К городку, где жила семья Коваленко, подошли фашисты. Коваленкам пришлось покинуть его. В этом городке они жили долго и безбедно. Здесь Паня родилась и собиралась на будущий год пойти в школу. Её отец был музыкантом. Он учил детей играть на скрипке и выступал с концертами. Дома у них часто стояли цветы, подаренные слушателями. Люди веселились и танцевали под звуки скрипки, но сам музыкант танцевать не мог — он был хромой.

А мама у Пани была портнихой. Когда Коваленки всей семьёй гуляли в городском саду, она узнавала на встречных платья своей работы и радовалась, что женщины чувствовали себя в них нарядными и счастливыми.

Но пришла война. Стало не до музыки и не до нарядов. Работа, которую любили Коваленки и которая раньше радовала людей, оказалась теперь не нужна. И это огорчало их больше, чем все другие невзгоды военного времени.

Покидая городок, Коваленки взяли с собой небольшой клетчатый саквояж, завязанный в клеёнку узел и футляр со скрипкой. Больше музыкант и его жена унести не могли.

Сначала они шли пешком, потом ехали на грузовике, потом на поезде.
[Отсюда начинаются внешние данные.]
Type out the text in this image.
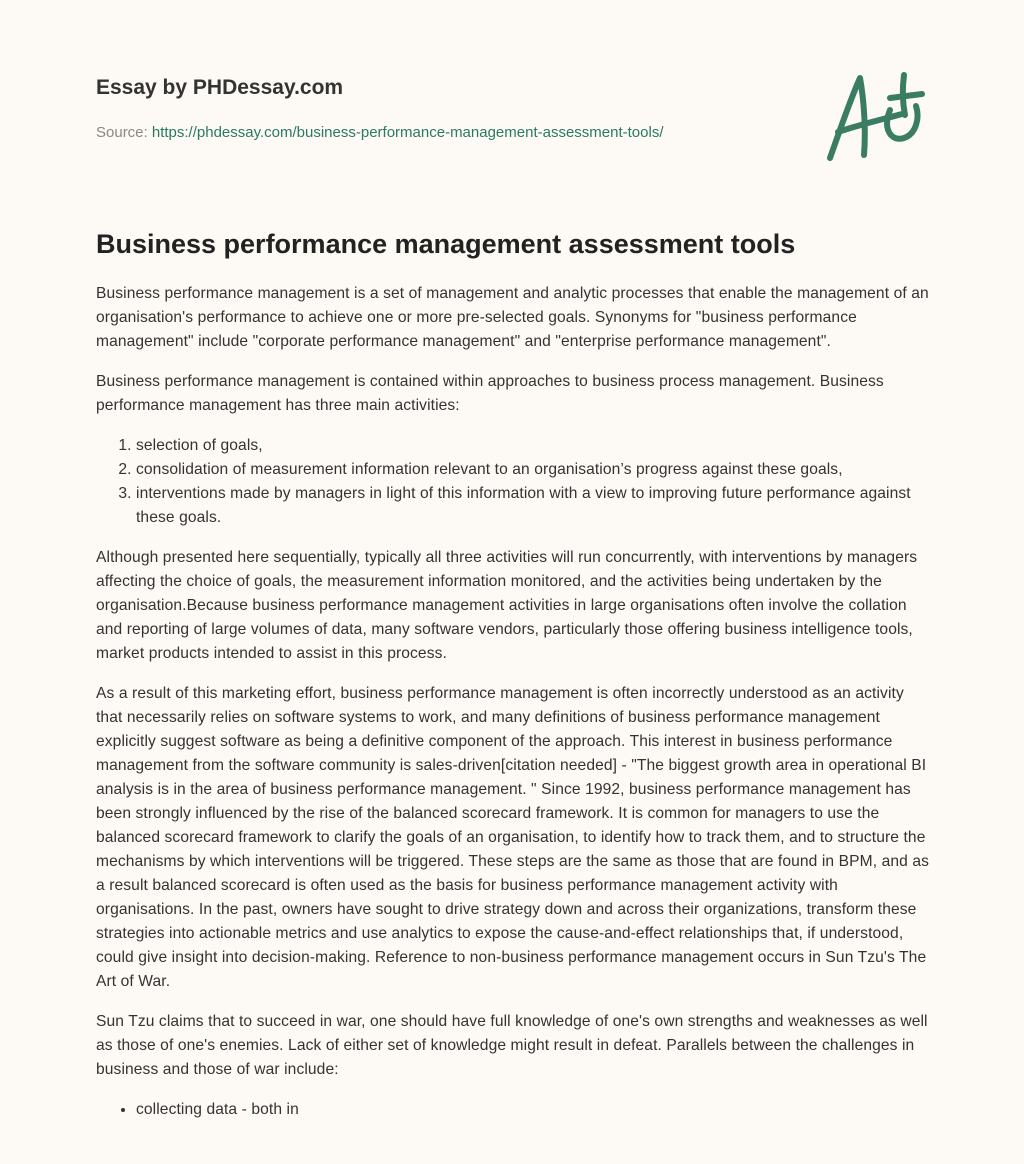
Essay by PHDessay.com
Source: https://phdessay.com/business-performance-management-assessment-tools/
Business performance management assessment tools

Business performance management is a set of management and analytic processes that enable the management of an organisation's performance to achieve one or more pre-selected goals. Synonyms for "business performance management" include "corporate performance management" and "enterprise performance management".

Business performance management is contained within approaches to business process management. Business performance management has three main activities:

1. selection of goals,
2. consolidation of measurement information relevant to an organisation’s progress against these goals,
3. interventions made by managers in light of this information with a view to improving future performance against these goals.

Although presented here sequentially, typically all three activities will run concurrently, with interventions by managers affecting the choice of goals, the measurement information monitored, and the activities being undertaken by the organisation.Because business performance management activities in large organisations often involve the collation and reporting of large volumes of data, many software vendors, particularly those offering business intelligence tools, market products intended to assist in this process.

As a result of this marketing effort, business performance management is often incorrectly understood as an activity that necessarily relies on software systems to work, and many definitions of business performance management explicitly suggest software as being a definitive component of the approach. This interest in business performance management from the software community is sales-driven[citation needed] - "The biggest growth area in operational BI analysis is in the area of business performance management. " Since 1992, business performance management has been strongly influenced by the rise of the balanced scorecard framework. It is common for managers to use the balanced scorecard framework to clarify the goals of an organisation, to identify how to track them, and to structure the mechanisms by which interventions will be triggered. These steps are the same as those that are found in BPM, and as a result balanced scorecard is often used as the basis for business performance management activity with organisations. In the past, owners have sought to drive strategy down and across their organizations, transform these strategies into actionable metrics and use analytics to expose the cause-and-effect relationships that, if understood, could give insight into decision-making. Reference to non-business performance management occurs in Sun Tzu's The Art of War.

Sun Tzu claims that to succeed in war, one should have full knowledge of one's own strengths and weaknesses as well as those of one's enemies. Lack of either set of knowledge might result in defeat. Parallels between the challenges in business and those of war include:

• collecting data - both in
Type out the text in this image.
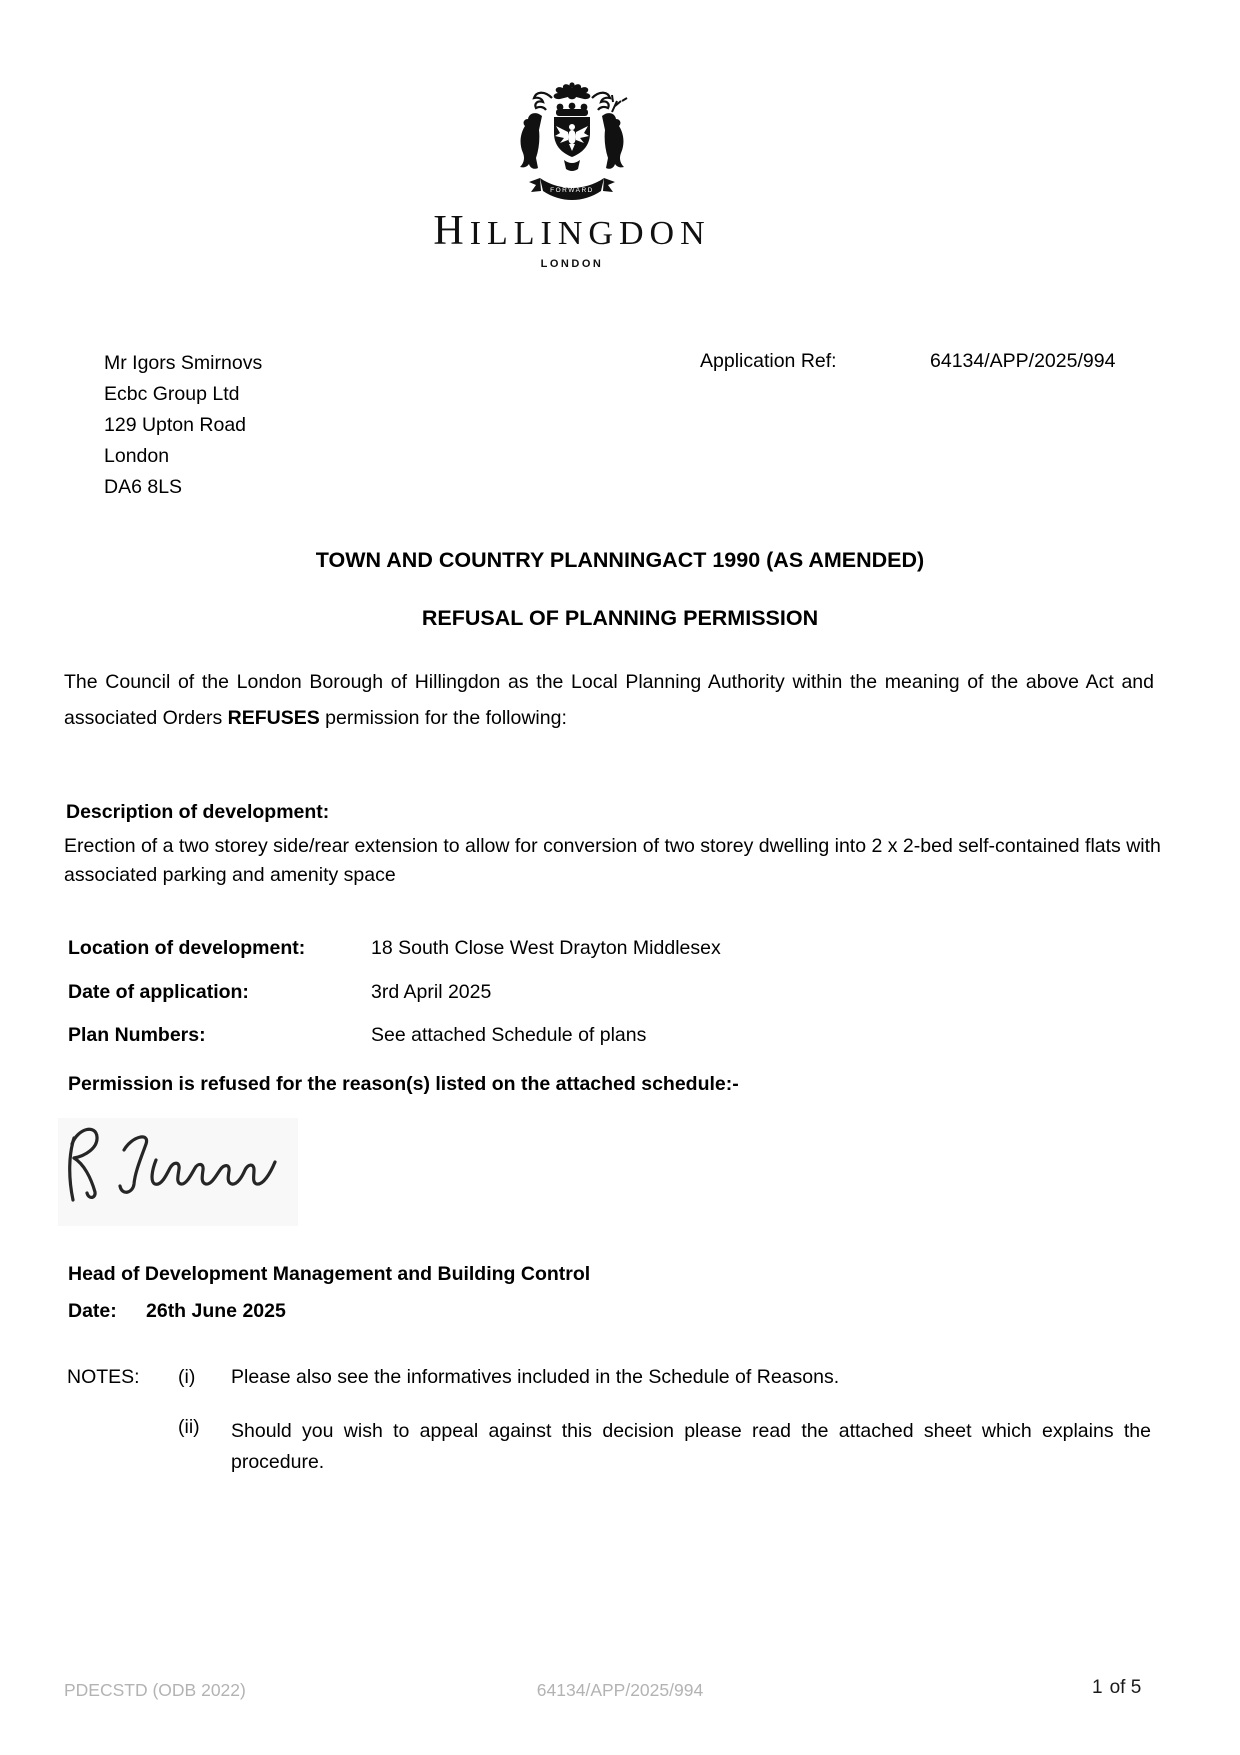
FORWARD
HILLINGDON
LONDON
Mr Igors Smirnovs
Ecbc Group Ltd
129 Upton Road
London
DA6 8LS
Application Ref:	64134/APP/2025/994
TOWN AND COUNTRY PLANNINGACT 1990 (AS AMENDED)
REFUSAL OF PLANNING PERMISSION
The Council of the London Borough of Hillingdon as the Local Planning Authority within the meaning of the above Act and associated Orders REFUSES permission for the following:
Description of development:
Erection of a two storey side/rear extension to allow for conversion of two storey dwelling into 2 x 2-bed self-contained flats with associated parking and amenity space
Location of development:	18 South Close West Drayton Middlesex
Date of application:	3rd April 2025
Plan Numbers:	See attached Schedule of plans
Permission is refused for the reason(s) listed on the attached schedule:-
Head of Development Management and Building Control
Date: 26th June 2025
NOTES: (i) Please also see the informatives included in the Schedule of Reasons.
(ii) Should you wish to appeal against this decision please read the attached sheet which explains the procedure.
PDECSTD (ODB 2022)	64134/APP/2025/994	1 of 5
Вагоны в нём были не пассажирские, а товарные. Они назывались теплушками, потому что в каждом из них стояла железная печка. Фашистские самолёты не раз обстреливали их из пулемётов и сбрасывали на них бомбы. Люди бежали как можно дальше от дороги и ложились, прижимаясь к земле, вздрагивавшей от взрывов.

В вагоне-теплушке Панина мама простудилась и заболела. Всю жизнь она шила другим, но себе тёплого пальто так и не сделала. Ехать больной стало нельзя. Поздно вечером Коваленки сошли с поезда и постучались в дом, где жил Митёк Берёзкин со своей мамой Марией Ивановной. Коваленкам было всё равно, в какой дом стучаться, все дома были одинаково чужими. Но в одном дворе виднелся свет. Это Мария Ивановна, придя с работы из госпиталя, пошла проведать, не отелилась ли без неё корова Зорька. Митёк в такой поздний час спал. Утром он увидел незнакомые вещи и удивился. На столе лежал странный потёртый футляр.

— Это скрипка. Здравствуй, мальчик. Ты не играешь на скрипке?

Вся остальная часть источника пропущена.